Hi readers. Thanks for coming by for a read this morning.
The project outdoors seems simple enough. Clearing the intrusive cedars from under the oaks.
Establishing a gentle downhill grade across slopes.
Creating a series of rock and brush berms to intercept the runoff and direct it across the slope to slow the concentration times during heavy rainfall runoff.
I followed the grades with a carpenter-level and board, mainly, keeping it to about a quarter-bubble.
Filling the deep ruts in the road with brush to rob the water of the siltation load.
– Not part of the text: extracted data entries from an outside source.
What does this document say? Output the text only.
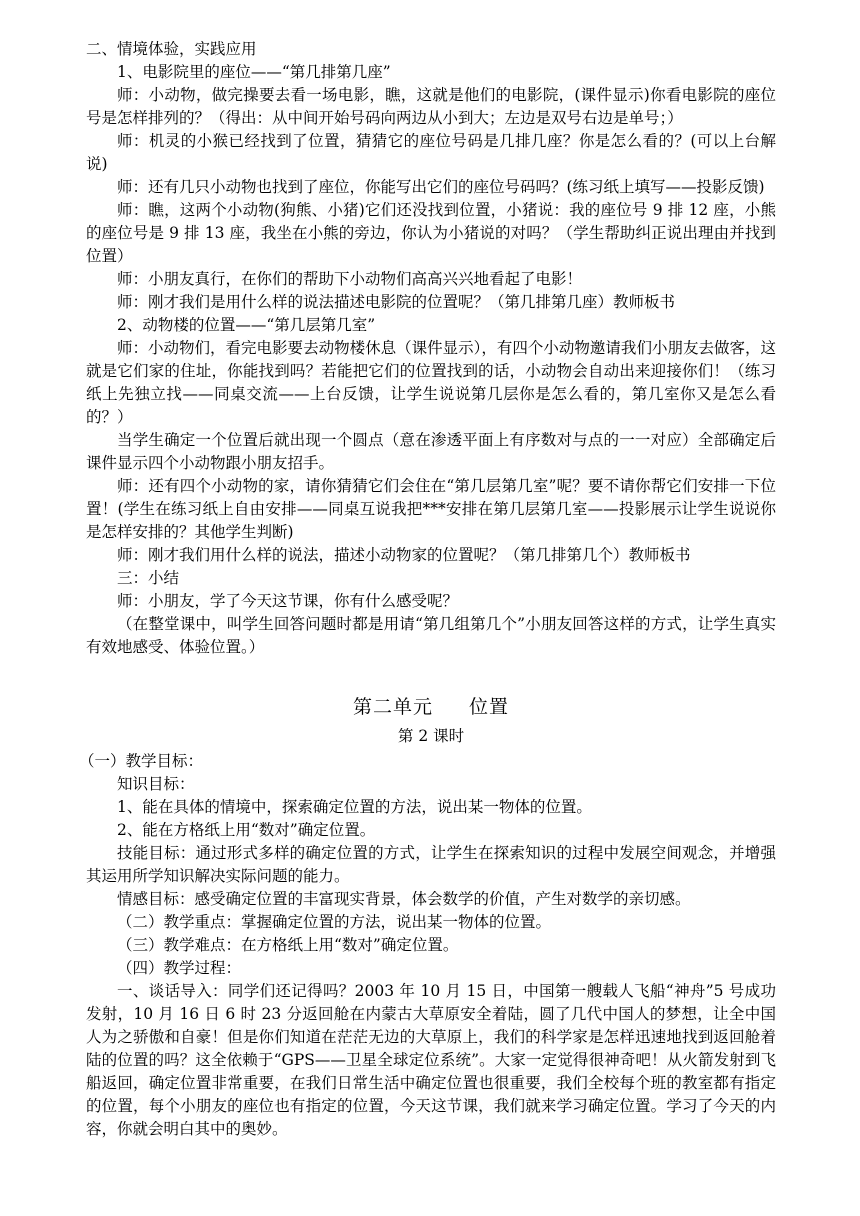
二、情境体验，实践应用

1、电影院里的座位——“第几排第几座”

师：小动物，做完操要去看一场电影，瞧，这就是他们的电影院，(课件显示)你看电影院的座位号是怎样排列的？（得出：从中间开始号码向两边从小到大；左边是双号右边是单号；）

师：机灵的小猴已经找到了位置，猜猜它的座位号码是几排几座？你是怎么看的？(可以上台解说)

师：还有几只小动物也找到了座位，你能写出它们的座位号码吗？(练习纸上填写——投影反馈)

师：瞧，这两个小动物(狗熊、小猪)它们还没找到位置，小猪说：我的座位号 9 排 12 座，小熊的座位号是 9 排 13 座，我坐在小熊的旁边，你认为小猪说的对吗？（学生帮助纠正说出理由并找到位置）

师：小朋友真行，在你们的帮助下小动物们高高兴兴地看起了电影！

师：刚才我们是用什么样的说法描述电影院的位置呢？（第几排第几座）教师板书

2、动物楼的位置——“第几层第几室”

师：小动物们，看完电影要去动物楼休息（课件显示），有四个小动物邀请我们小朋友去做客，这就是它们家的住址，你能找到吗？若能把它们的位置找到的话，小动物会自动出来迎接你们！（练习纸上先独立找——同桌交流——上台反馈，让学生说说第几层你是怎么看的，第几室你又是怎么看的？）

当学生确定一个位置后就出现一个圆点（意在渗透平面上有序数对与点的一一对应）全部确定后课件显示四个小动物跟小朋友招手。

师：还有四个小动物的家，请你猜猜它们会住在“第几层第几室”呢？要不请你帮它们安排一下位置！(学生在练习纸上自由安排——同桌互说我把***安排在第几层第几室——投影展示让学生说说你是怎样安排的？其他学生判断)

师：刚才我们用什么样的说法，描述小动物家的位置呢？（第几排第几个）教师板书

三：小结

师：小朋友，学了今天这节课，你有什么感受呢？

（在整堂课中，叫学生回答问题时都是用请“第几组第几个”小朋友回答这样的方式，让学生真实有效地感受、体验位置。）

第二单元 位置

第 2 课时

（一）教学目标：

知识目标：

1、能在具体的情境中，探索确定位置的方法，说出某一物体的位置。

2、能在方格纸上用“数对”确定位置。

技能目标：通过形式多样的确定位置的方式，让学生在探索知识的过程中发展空间观念，并增强其运用所学知识解决实际问题的能力。

情感目标：感受确定位置的丰富现实背景，体会数学的价值，产生对数学的亲切感。

（二）教学重点：掌握确定位置的方法，说出某一物体的位置。

（三）教学难点：在方格纸上用“数对”确定位置。

（四）教学过程：

一、谈话导入：同学们还记得吗？2003 年 10 月 15 日，中国第一艘载人飞船“神舟”5 号成功发射，10 月 16 日 6 时 23 分返回舱在内蒙古大草原安全着陆，圆了几代中国人的梦想，让全中国人为之骄傲和自豪！但是你们知道在茫茫无边的大草原上，我们的科学家是怎样迅速地找到返回舱着陆的位置的吗？这全依赖于“GPS——卫星全球定位系统”。大家一定觉得很神奇吧！从火箭发射到飞船返回，确定位置非常重要，在我们日常生活中确定位置也很重要，我们全校每个班的教室都有指定的位置，每个小朋友的座位也有指定的位置，今天这节课，我们就来学习确定位置。学习了今天的内容，你就会明白其中的奥妙。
Even the tools are uncomplicated. But of course, a person has to find a wheel barrow tire that isn’t flat.
I eventually found this solid rubber one – bought the wheel barrow from a garage sale for the solid rubber tire.
I was a long while getting to it.
But a solid rubber wheel barrow tire beats a dozen Chinese flat ones.
The arms on the loppers you see in the green wheel barrow don’t provide a lot of mechanical advantage and require a lot of stoop labor. Naturally, I was elated when I found this one in a thrift store with telescoping arms. $8 US bucks. Cheap at twice the price.
When I got home I broke the first arm off in about 20 minutes. After I cut off the break and put it back together I broke the other one off 20 minutes later.
Chinese steel rears its ugly head.
This was obviously going to require some modifications. A sleeve to go over that weak point, something to fill in the space between the sleeve and the joint/handle. Nothing to it.
I was going to melt down some old shower shoes to pour into the space, but Gale suggested silicone caulk.
But my tube of caulk was dried out, so I decided on Gorilla Glue instead.
Here’s how long it took to discover the next weak point in the design.
Who but the Chinese could produce a bolt a man could spang break in half?
Well, Mister Commie, you might think this is over, but it ain’t. I’ve got another dance or two left in me.